On a recent episode of the It’s Giving podcast with host Sarah Fontenot, Snoop said that he had taken his grandson to see Lightyear earlier this year, and had been caught off guard by the inclusion of a same-sex couple in the animated feature.
The director’s cut of Lightyear is a spinoff of the Toy Story franchise, with Chris Evans returning to voice the space-age sci-fi character he previously played in the Avengers movies. While the character itself is male, Lightyear features a same-sex relationship as part of the main character’s storyline, including a kiss between two women.
The LGBTQ+ moment was a central part of the culture war firestorm, and was even removed from the movie before its release after conservative voices complained. However, the kiss was later reinstated amid Pixar employee backlash and advocacy for the feature.
During the podcast, Snoop revealed that while watching the film, he was suddenly interrupted by his grandson, who had questions about the relationship he was seeing on screen. “Why, my grandson, in the middle of the movie, like, ‘Papa Snoop, how does she have a baby with a woman? She was a woman,” Snoop recalled. “Oh s—, I didn’t come in for this s—. I just came to watch the g—— movie.”
Asking his grandson to hold on and keep watching the movie, Snoop said he was caught completely by surprise by the same-sex relationship in the movie, even though he had previously viewed Lightyear’s synopsis. “They just said she had a baby. They are both women. How does she have a baby? S—. The movie ain’t over with,” he went on to say on the podcast. “I’m scared to go to the movies. Like y’all throwing me in the middle of s— that I don’t have an answer for.”
Snoop went on to explain that the difficult part was that children can be caught off guard and ask questions when they are young, but adults do not necessarily have the answer. “It threw me for a loop,” Snoop said. “These are kids that we have to show that at this age, like, they’re going to ask questions. They are going to ask. I don’t have an answer. And I was just there to go to sleep and watch the movie. That s— woke me up.”
Responses to Comments and the Continuing Debate On Lightyear
The comments have unsurprisingly led to a new backlash against Snoop, particularly in Australia w,here the rapper is set to perform at the Australian Football League’s Grand Final later this year. According to PinkNews, AFL chief executive Gillon McLachlan has expressed support for Snoop to stay on the event performance lineup regardless of his remarks.
The AFL, which has publicly backed inclusion and diversity in recent years, has not so far indicated that the rapper would be pulled from the Grand Final show.
Lightyear has itself been a source of controversy. Conservatives decried the same-sex kiss upon the film’s June 2022 release, complaining that it was not suitable for a children’s movie. The backlash against the film led to the kiss scene being temporarily removed, before Disney restored it following criticism from Pixar employees and LGBTQ+ groups.

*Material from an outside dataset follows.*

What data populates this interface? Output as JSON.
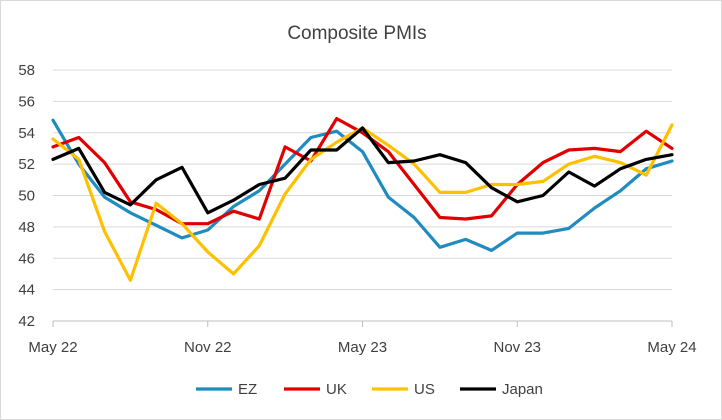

Chris Evans, who plays Buzz Lightyear in the new film, defended the inclusion of the scene at the time in an interview with Reuters Television. “The real truth is those people are idiots,” Evans said, referring to critics of the LGBTQ+ moment. “There’s always going to be people who are afraid and unaware and trying to hold on to what was before. But those people die off like dinosaurs. I think the goal is to pay them no mind, march forward, and embrace the growth that makes us human.”
Lightyear centers around the “real” Buzz Lightyear, the space-age science-fiction character who with,in the Toy Story world was ,an inspiration to the toy which took Buzz’s name. The film’s purpose was to expand on the Toy Story movie universe by focusing on the character itself. Lightyear suffered from mixed reviews and underperformed at the box office, failing to cross $226 million worldwide despite big marketing and an obvious cross-promotion of Pixar’s most famous movie series.